I recently found that New York City has the world's largest clock, the Colgate Clock: the dial is 15 meters or 50 feet, octagonal in shape.

From here:

 _Located on the former site of Colgate-Palmolive & Company, it is a reminder of the time when factories dominated the Jersey City's waterfront. The clock's design was inspired by the shape of a bar of Octagon Soap, first manufactured by Colgate as a laundry cleanser. _ _The surface of the clock is 1,963.5 square feet and 50 feet in diameter. The minute hand is 25 feet, 10 inches long; the hour hand is 20 feet long. The timepiece can be adjusted and is maintained to stay within one minute of accurate time. There was a small master clock at Colgate that was checked against the US Naval Observatory in Washington, DC. The clock's mechanism is like that of a traditional wall clock with weights and wheels but is powered by twenty-eight large-volt batteries that are recharged. _
_After almost thirty-one years of enduring the elements, the clock was stopped at 9:30 a.m. on June 13, 1955, for repairs. A New York Times article reports that ". . . the laminated wooden hands, waterlogged on wet or humid days . . . , had Colgate mechanics bowlegged changing counterweights to keep the time just right. . . . Another fault had developed, too. The steel trusses that support the hands had rusted. The new clock hands will have an aluminum core with porcelained steel facing. They and the quarter-hour points will have fluorescent lighting when the clock get going again, instead of the old incandescents" (Meyer Berger, "About New York." New York Times 11 July 1955). _
_The replacement of the clock's hands took longer than expected, prompting hundreds of calls to the company by those counting on the clock to keep them on schedule. The installation finally took place on July 28 and July 29, and the dependable timepiece was operating again in a week ("New Hands on Big Clock." New York Times 30 July 1955). The dimensions to the hands were altered by counterbalances making for inconsistencies in published measurements of the timepiece. _
_Today's landmark clock replaces an earlier and smaller clock designed by Colgate engineer Warren Day and built by the Seth Thomas Company for the centennial of the founding of Colgate in 1906. The clock, 38 feet in diameter, was made of structural steel and its face of stainless steel slats. It was part of an assembly, installed in 1908, that was set upon the roof of an eight-story warehouse at the southeast corner of York and Hudson Streets, which was also built for the company's anniversary. Engineer William P. Field designed the 200-foot-long and 40-foot-high sign for both the clock and advertisement "COLGATE'S SOAPS-PERFUMES" in 20-foot-high letters. It was illuminated at night by 1,607 bulbs emitting 28,000 watts of light. From the Jersey City waterfront, it was visible some twenty miles away to Staten Island and the Bronx. It received acclaim as an identifying symbol of the company as well as for its practicality. When replaced by the present-day clock, it was retired to Jeffersonville, Indiana. _
Just thought I'd pass that on...



JohnF


----------



## Janne (Apr 16, 2007)

Very interesting! I looked on the 'net about more info about it. And discovered that it now stands alone on an empty site, as all the buildings have been torn down.
Sad, I hope it is preserved or the future.
Maybe Colgate should take care of that?


----------



## jclynadms (May 4, 2010)

Absolutely Jane, Colgate Clock could be considered as an asset. The clock should be maintained as this would be a symbol of time, though it was not built too long before but it does hold a place in the history.


----------



## rationaltime (May 1, 2008)

Hello John,

Thanks for posting that interesting article.

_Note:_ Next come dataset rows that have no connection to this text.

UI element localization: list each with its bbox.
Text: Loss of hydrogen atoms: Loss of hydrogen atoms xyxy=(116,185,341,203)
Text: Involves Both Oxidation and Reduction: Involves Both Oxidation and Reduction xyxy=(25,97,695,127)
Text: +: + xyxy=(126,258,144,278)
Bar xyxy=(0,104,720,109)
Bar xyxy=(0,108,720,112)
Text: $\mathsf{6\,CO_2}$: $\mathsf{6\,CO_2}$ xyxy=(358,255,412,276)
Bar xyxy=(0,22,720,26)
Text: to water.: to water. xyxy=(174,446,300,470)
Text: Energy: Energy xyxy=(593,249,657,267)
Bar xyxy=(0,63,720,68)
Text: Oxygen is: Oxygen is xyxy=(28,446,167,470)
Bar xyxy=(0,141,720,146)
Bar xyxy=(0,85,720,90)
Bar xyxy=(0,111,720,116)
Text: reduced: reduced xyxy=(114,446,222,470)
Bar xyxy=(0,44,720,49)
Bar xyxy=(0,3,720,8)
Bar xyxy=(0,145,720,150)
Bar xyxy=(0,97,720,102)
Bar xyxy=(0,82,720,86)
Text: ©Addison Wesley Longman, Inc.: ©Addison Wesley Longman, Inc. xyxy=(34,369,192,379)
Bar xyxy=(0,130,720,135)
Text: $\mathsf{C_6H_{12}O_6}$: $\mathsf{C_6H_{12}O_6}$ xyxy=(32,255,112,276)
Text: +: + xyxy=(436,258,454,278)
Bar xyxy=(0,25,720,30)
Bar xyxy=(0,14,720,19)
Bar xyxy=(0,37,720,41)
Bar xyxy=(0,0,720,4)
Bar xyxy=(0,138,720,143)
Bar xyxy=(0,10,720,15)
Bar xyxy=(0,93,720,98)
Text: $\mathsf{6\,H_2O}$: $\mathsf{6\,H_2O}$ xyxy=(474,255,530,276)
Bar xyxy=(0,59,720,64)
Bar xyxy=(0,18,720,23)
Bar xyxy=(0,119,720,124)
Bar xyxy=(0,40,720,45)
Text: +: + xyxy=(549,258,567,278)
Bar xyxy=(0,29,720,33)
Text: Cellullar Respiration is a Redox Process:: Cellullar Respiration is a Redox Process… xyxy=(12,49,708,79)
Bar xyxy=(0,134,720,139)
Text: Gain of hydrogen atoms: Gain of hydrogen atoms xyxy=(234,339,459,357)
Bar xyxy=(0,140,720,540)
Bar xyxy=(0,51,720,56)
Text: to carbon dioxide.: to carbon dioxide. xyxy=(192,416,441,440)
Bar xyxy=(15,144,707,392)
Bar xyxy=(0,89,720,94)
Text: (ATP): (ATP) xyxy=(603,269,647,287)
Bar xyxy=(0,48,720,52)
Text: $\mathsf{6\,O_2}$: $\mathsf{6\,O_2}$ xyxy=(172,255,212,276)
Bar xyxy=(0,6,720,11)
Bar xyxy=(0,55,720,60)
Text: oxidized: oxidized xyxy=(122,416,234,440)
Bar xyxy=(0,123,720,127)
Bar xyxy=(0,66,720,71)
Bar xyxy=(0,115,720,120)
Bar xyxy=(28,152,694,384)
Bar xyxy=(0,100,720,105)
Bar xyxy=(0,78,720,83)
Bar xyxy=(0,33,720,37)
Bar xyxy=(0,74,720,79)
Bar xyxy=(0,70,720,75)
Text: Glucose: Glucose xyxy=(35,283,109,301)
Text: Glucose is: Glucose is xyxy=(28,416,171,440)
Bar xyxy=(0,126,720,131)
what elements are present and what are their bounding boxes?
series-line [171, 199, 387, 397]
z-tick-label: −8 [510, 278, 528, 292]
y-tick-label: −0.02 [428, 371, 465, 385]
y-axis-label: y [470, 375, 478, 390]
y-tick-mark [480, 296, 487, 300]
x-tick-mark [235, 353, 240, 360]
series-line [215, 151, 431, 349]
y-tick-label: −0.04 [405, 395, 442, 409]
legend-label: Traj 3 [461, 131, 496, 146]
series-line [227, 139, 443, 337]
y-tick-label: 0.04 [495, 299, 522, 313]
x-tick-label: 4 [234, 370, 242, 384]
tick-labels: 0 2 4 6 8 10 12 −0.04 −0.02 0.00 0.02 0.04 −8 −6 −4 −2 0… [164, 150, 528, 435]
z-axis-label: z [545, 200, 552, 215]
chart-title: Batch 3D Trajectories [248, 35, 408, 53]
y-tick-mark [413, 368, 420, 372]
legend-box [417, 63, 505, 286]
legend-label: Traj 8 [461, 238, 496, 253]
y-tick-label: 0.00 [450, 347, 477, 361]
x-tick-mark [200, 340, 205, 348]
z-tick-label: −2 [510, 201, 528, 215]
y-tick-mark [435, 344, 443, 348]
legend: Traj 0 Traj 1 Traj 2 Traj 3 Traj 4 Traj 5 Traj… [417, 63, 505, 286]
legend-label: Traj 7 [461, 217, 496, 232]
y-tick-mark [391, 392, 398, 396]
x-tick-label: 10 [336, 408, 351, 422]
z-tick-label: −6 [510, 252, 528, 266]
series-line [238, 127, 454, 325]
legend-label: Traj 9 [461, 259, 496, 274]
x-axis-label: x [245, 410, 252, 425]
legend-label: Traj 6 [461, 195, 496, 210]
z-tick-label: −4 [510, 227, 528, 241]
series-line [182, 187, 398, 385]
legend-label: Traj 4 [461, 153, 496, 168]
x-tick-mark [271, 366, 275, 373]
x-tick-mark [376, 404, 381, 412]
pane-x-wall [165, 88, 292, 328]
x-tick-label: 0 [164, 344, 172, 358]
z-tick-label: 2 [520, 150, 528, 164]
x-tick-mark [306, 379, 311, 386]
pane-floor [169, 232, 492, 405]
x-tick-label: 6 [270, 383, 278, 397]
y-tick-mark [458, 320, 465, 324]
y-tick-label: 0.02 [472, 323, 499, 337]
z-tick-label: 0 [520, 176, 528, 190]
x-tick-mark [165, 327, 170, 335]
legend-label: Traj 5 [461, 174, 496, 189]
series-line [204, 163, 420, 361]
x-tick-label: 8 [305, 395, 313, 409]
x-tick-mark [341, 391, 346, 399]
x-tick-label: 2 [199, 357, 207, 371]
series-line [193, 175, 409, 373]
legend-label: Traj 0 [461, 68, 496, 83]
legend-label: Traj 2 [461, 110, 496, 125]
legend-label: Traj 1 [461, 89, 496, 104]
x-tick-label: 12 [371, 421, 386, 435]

I found photos of the Colgate clocks.

The largest Colgate clock in Jersey City, NJ
photo credit: http://newyorkdailyphoto.blogspot.com/2007/10/lonely-clock.html









The older Colgate clock in Jeffersonville, IN
photo credit: http://www.waymarking.com/gallery/image.aspx?f=1&guid=6b5c4ea5-02f8-4519-8a82-2f6514616132&gid=3









Thanks,
rationaltime


----------



## JaneKl (May 11, 2010)

Nice pics Rationaltime, didn't know Colgate sponsored these clocks...


----------